Wednesday, April 01, 2009

Reporting conflict from South Africa-BBC WS

Having posted in Adrian Monck's blog re: him talking about the death of a talented young journalists in Iraq, I started thinking of some of the things I got upto in South Africa circa 1992-94.

Here right white militants have exploded a bomb in joberg on the eve of the election. It shook the house I was staying in. The BBC WS whom I'd now built up a relationship with rang and asked for a two way. I'd been down to the scenes past the police cordon flashing my media badge.

Below is the original post from Adrian's site and my reaction.



Whenever people ask me why I left television news (a world which - I have to say - I loved) to run a J-School, I never give the real answer.

Because the real answer is just the name of someone they (and you) probably won’t ever have heard of: Richard Wild.

Richard is gone now. He was shot dead in Baghdad in 2003. I wrote the letter that got him in to Iraq. [more…]

-- my response.


david dunkley gyimah 04.01.09 at 8:46 am

That’s a tough one to carry around Adrian. I remember reading about Richard in The Guardian and posted briefly on him last year.

It struck me as well, as often when asked by friends wanting to get a relative into journalism my advice was along the lines of ..”travel if you can to the story”.

If it’s a hot zone and you consider you have a good head, then be cautious, but go for it. I gave such advice to a senior exec from Chatham House, who would become my mentor.

For it was while fortuitously in a BBC studio interviewing South Africa’s Embassy head Kent Durr about the Boipatong Massacres with my soon -to-be-mentor there, that following the discussion, I made the decision to relocate to South Africa for 18 months.

One of the then BBC’s producers in Joberg was a savvy, streetwise, six-languages speaking journo who would take me off to see the local Totseis. ” David you just need these people to see you.
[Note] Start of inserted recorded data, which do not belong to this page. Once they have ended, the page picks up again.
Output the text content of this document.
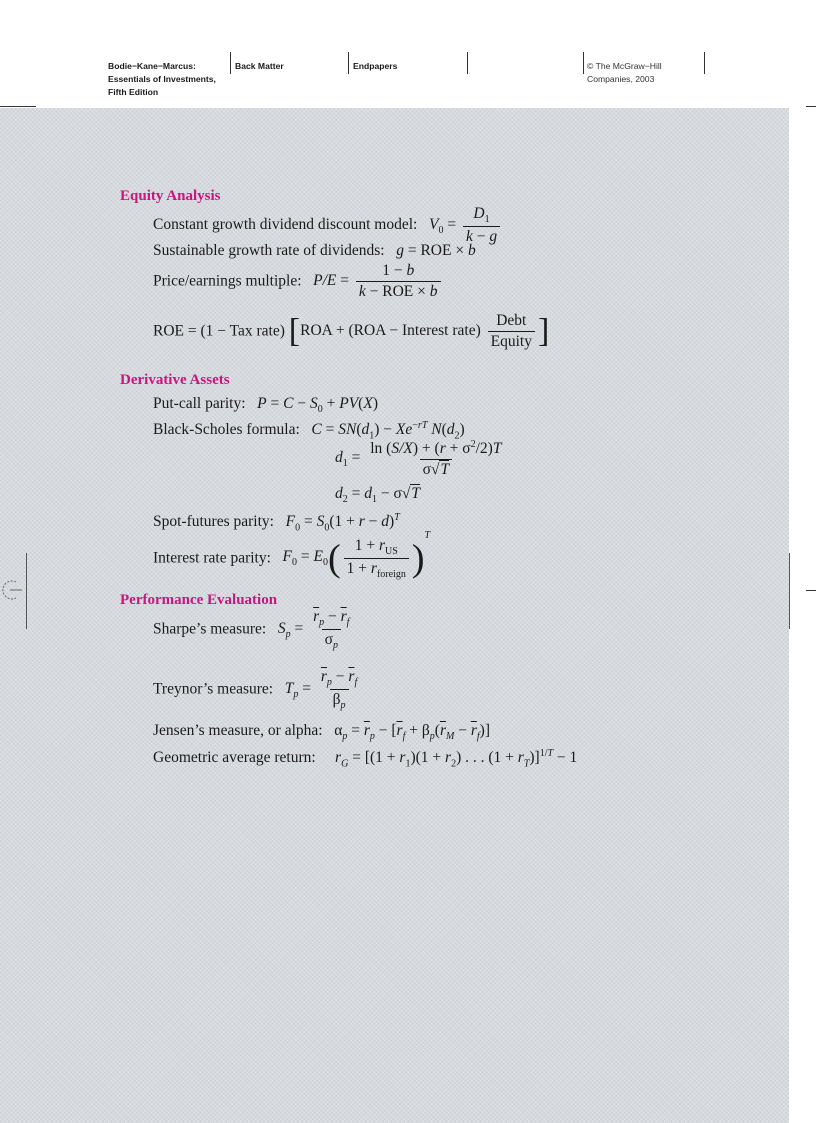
Bodie−Kane−Marcus:
Essentials of Investments,
Fifth Edition
Back Matter	Endpapers	© The McGraw−Hill
Companies, 2003
Equity Analysis
Constant growth dividend discount model: $V_0 = \frac{D_1}{k - g}$
Sustainable growth rate of dividends: g = ROE × b
Price/earnings multiple: $P/E = \frac{1 - b}{\text{k − ROE × b}}$
ROE = (1 − Tax rate) [ROA + (ROA − Interest rate) $\frac{\text{Debt}}{\text{Equity}}$ ]
Derivative Assets
Put-call parity: $P = C - S_0 + PV(X)$
Black-Scholes formula: $C = SN(d_1) - Xe^{-rT}$ $N(d_2)$
$d_1 = \frac{\ln (S/X) + (r + \sigma^2/2)T}{\sigma√T}$
$d_2 = d_1 - \sigma√T$
Spot-futures parity: $F_0 = S_0(1 + r - d)^T$
Interest rate parity: $F_0 = E_0( \frac{1 + r_{US}}{1 + r_{foreign}} )^T$
Performance Evaluation
Sharpe’s measure: $S_p = \frac{\overline{r}_p - \overline{r}_f}{\sigma_p}$
Treynor’s measure: $T_p = \frac{\overline{r}_p - \overline{r}_f}{\beta_p}$
Jensen’s measure, or alpha:   $\alpha_p = \overline{r}_p - [\overline{r}_f + \beta_p(\overline{r}_M - \overline{r}_f)]$
Geometric average return: $r_G = [(1 + r_1)(1 + r_2)$ . . . $(1 + r_T)]^{1/T} - 1$
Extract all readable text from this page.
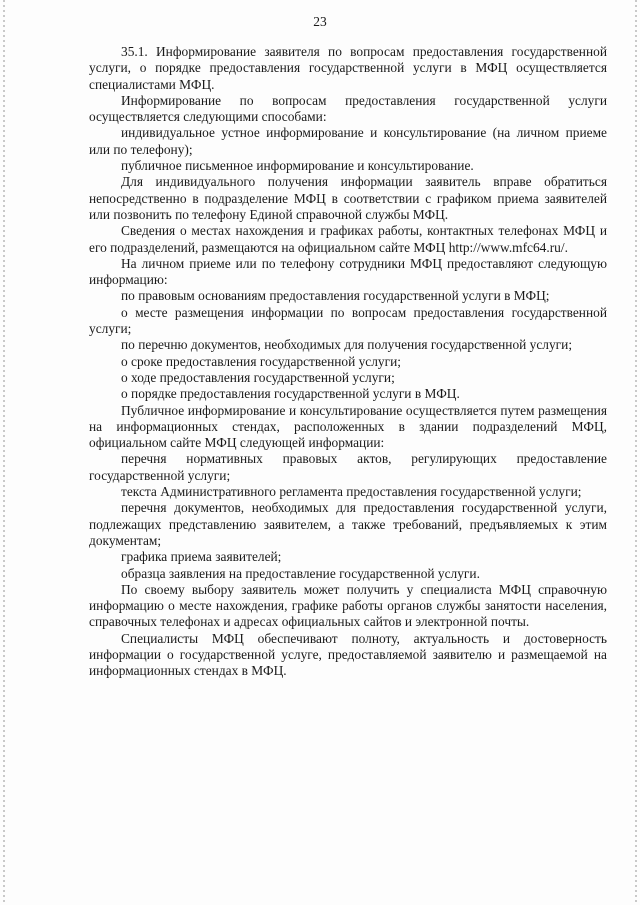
23

35.1. Информирование заявителя по вопросам предоставления государственной услуги, о порядке предоставления государственной услуги в МФЦ осуществляется специалистами МФЦ.

Информирование по вопросам предоставления государственной услуги осуществляется следующими способами:

индивидуальное устное информирование и консультирование (на личном приеме или по телефону);

публичное письменное информирование и консультирование.

Для индивидуального получения информации заявитель вправе обратиться непосредственно в подразделение МФЦ в соответствии с графиком приема заявителей или позвонить по телефону Единой справочной службы МФЦ.

Сведения о местах нахождения и графиках работы, контактных телефонах МФЦ и его подразделений, размещаются на официальном сайте МФЦ http://www.mfc64.ru/.

На личном приеме или по телефону сотрудники МФЦ предоставляют следующую информацию:

по правовым основаниям предоставления государственной услуги в МФЦ;

о месте размещения информации по вопросам предоставления государственной услуги;

по перечню документов, необходимых для получения государственной услуги;

о сроке предоставления государственной услуги;

о ходе предоставления государственной услуги;

о порядке предоставления государственной услуги в МФЦ.

Публичное информирование и консультирование осуществляется путем размещения на информационных стендах, расположенных в здании подразделений МФЦ, официальном сайте МФЦ следующей информации:

перечня нормативных правовых актов, регулирующих предоставление государственной услуги;

текста Административного регламента предоставления государственной услуги;

перечня документов, необходимых для предоставления государственной услуги, подлежащих представлению заявителем, а также требований, предъявляемых к этим документам;

графика приема заявителей;

образца заявления на предоставление государственной услуги.

По своему выбору заявитель может получить у специалиста МФЦ справочную информацию о месте нахождения, графике работы органов службы занятости населения, справочных телефонах и адресах официальных сайтов и электронной почты.

Специалисты МФЦ обеспечивают полноту, актуальность и достоверность информации о государственной услуге, предоставляемой заявителю и размещаемой на информационных стендах в МФЦ.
They carry a lot of clout”, he’d whisper.

Though I was extremely cautious, I look back on those times travelling around the townships; night time drives in some of the worst troubled spots, and sometimes question what I was doing. I was a freelancer. A report brought in 200 UKP, but on one occasion I signed a disclaimer as I climbed into a truck for a night patrol in Katlehong - then designated the murder capital of the world.

My advice to new journalists now has changed somewhat. Richard’s death was one of the straws.